Meskipun terdapat banyak penyebab lampu check engine menyala, pemeriksaan ini penting untuk memastikan apakah masalah berasal dari knock sensor atau komponen lain.

2. Ganti Knock Sensor

Apabila hasil pemeriksaan menunjukkan knock sensor tidak berfungsi dengan baik, solusi paling efektif adalah menggantinya dengan komponen baru. Knock sensor yang rusak dapat menyebabkan hilangnya tenaga mesin dan menurunkan kenyamanan berkendara. Penggantian knock sensor sebaiknya dilakukan sesegera mungkin agar performa mesin kembali optimal dan terhindar dari kerusakan lanjutan.

Kesimpulan

Knock sensor memiliki peran penting dalam menjaga kinerja dan keawetan mesin kendaraan. Gejala knock sensor rusak seperti lampu check engine menyala, suara mesin kasar, performa menurun, akselerasi lambat, dan konsumsi bahan bakar boros tidak boleh diabaikan.

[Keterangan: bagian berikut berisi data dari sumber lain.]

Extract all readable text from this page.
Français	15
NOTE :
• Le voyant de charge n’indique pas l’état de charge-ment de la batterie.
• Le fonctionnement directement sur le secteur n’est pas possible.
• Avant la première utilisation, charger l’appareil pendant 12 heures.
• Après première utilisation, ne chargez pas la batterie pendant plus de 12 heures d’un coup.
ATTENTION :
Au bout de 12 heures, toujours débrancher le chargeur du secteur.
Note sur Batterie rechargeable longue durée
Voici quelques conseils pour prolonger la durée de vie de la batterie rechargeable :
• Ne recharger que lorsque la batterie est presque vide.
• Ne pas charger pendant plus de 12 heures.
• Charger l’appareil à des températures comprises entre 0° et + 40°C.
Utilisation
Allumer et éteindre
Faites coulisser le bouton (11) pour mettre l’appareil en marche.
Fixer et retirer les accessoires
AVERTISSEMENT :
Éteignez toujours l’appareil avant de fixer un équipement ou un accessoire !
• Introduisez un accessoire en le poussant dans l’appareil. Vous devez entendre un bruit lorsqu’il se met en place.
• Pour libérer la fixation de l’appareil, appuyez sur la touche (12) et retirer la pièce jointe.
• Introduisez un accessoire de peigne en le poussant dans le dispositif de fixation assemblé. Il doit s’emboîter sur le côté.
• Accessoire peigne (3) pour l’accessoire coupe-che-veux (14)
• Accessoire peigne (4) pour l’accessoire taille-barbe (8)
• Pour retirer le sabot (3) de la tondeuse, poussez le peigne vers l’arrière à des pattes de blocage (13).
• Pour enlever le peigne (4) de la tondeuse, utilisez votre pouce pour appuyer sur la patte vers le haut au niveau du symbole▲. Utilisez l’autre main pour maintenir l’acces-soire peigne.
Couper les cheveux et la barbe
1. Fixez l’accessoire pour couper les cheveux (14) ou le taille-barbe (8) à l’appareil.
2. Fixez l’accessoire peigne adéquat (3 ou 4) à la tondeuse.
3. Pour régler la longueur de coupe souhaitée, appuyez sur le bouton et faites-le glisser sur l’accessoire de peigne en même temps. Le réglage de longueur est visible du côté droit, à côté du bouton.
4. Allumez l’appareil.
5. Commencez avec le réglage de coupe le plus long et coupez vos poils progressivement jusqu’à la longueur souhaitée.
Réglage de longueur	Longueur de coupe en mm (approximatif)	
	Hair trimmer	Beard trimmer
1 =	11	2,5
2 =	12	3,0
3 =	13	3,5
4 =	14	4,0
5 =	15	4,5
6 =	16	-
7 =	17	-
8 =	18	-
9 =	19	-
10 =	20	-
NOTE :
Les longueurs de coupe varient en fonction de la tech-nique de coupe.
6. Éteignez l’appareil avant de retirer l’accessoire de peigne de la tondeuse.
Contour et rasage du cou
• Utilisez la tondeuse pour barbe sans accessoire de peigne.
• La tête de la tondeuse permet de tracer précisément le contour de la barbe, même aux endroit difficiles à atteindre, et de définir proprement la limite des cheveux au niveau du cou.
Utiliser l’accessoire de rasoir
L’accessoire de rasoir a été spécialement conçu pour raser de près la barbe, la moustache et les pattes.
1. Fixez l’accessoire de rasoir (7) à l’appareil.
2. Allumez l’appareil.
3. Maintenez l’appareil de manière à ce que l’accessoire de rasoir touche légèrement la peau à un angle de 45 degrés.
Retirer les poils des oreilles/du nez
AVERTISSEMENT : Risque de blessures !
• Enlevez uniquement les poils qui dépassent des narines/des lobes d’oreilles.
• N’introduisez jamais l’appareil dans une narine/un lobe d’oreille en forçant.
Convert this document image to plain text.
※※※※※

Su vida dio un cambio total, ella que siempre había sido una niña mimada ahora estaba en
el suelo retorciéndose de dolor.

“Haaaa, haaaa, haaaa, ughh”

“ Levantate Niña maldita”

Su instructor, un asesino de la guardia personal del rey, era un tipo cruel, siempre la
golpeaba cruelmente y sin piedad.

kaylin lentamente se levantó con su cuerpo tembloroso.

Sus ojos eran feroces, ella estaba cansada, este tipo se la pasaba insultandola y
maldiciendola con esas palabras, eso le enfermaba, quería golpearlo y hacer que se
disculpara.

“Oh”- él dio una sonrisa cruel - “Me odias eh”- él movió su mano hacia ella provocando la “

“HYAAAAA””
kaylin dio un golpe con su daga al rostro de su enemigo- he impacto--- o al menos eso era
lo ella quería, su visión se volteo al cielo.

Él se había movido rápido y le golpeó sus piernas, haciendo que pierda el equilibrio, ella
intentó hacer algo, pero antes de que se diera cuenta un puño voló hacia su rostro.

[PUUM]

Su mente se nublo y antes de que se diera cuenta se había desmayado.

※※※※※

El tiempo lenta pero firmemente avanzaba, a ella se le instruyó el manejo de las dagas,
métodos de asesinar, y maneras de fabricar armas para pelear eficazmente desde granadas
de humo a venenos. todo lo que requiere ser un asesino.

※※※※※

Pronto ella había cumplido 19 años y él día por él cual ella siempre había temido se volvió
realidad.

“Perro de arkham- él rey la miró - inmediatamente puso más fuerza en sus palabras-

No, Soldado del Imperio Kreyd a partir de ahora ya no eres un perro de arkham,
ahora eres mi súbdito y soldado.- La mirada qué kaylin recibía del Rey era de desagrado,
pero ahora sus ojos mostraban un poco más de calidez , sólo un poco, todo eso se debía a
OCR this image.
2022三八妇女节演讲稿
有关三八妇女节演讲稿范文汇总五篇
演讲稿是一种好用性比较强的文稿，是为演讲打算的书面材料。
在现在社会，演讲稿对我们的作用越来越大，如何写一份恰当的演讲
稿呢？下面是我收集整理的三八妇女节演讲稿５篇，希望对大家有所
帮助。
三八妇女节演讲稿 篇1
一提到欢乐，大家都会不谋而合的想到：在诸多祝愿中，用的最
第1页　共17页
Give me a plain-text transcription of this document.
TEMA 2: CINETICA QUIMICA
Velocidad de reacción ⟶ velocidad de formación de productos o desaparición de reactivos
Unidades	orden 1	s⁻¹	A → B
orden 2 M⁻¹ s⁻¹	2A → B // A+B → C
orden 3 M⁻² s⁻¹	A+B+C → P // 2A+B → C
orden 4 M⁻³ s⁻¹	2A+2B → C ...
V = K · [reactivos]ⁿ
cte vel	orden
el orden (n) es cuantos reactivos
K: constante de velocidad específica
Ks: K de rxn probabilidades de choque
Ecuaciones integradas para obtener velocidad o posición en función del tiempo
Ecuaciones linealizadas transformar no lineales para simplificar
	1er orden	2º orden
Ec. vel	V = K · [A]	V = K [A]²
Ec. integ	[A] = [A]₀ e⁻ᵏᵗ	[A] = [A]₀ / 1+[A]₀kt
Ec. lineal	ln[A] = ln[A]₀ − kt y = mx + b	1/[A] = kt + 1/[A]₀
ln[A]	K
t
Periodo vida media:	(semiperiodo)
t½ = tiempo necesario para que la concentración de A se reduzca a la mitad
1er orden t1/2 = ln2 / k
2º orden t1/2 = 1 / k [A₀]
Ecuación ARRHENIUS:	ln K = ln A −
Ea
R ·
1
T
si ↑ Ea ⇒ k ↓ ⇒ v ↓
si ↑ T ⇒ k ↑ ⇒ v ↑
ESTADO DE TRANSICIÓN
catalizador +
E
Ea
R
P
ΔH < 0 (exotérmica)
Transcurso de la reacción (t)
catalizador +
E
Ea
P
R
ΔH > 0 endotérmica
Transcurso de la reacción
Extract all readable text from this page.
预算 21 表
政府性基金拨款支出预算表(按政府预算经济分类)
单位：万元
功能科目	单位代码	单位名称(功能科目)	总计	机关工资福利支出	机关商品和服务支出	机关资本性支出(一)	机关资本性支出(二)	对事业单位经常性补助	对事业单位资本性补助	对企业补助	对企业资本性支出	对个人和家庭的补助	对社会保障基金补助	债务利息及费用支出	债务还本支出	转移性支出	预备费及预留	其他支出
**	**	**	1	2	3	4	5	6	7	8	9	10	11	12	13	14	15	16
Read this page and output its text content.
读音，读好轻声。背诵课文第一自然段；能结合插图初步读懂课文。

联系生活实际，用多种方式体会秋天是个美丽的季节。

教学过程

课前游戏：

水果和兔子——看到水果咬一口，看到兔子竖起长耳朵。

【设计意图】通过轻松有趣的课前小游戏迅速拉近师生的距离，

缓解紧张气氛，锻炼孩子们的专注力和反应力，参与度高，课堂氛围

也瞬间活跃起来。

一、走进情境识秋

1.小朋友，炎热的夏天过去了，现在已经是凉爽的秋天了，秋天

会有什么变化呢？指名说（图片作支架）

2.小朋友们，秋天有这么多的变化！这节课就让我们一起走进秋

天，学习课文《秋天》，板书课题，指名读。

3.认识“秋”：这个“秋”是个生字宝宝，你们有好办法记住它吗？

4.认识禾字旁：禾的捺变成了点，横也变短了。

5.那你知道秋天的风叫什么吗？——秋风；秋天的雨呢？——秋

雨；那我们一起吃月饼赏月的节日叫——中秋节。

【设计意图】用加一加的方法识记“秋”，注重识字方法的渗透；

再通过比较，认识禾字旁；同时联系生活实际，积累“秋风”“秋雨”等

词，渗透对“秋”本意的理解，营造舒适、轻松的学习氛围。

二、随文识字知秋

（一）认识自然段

Dengan mengenali gejala sejak dini, pemilik kendaraan dapat segera melakukan pemeriksaan dan perbaikan sehingga kerusakan mesin yang lebih parah dapat dihindari. Pemeriksaan menggunakan alat scan ECU dan penggantian knock sensor yang rusak merupakan solusi terbaik untuk mengembalikan performa mesin seperti semula.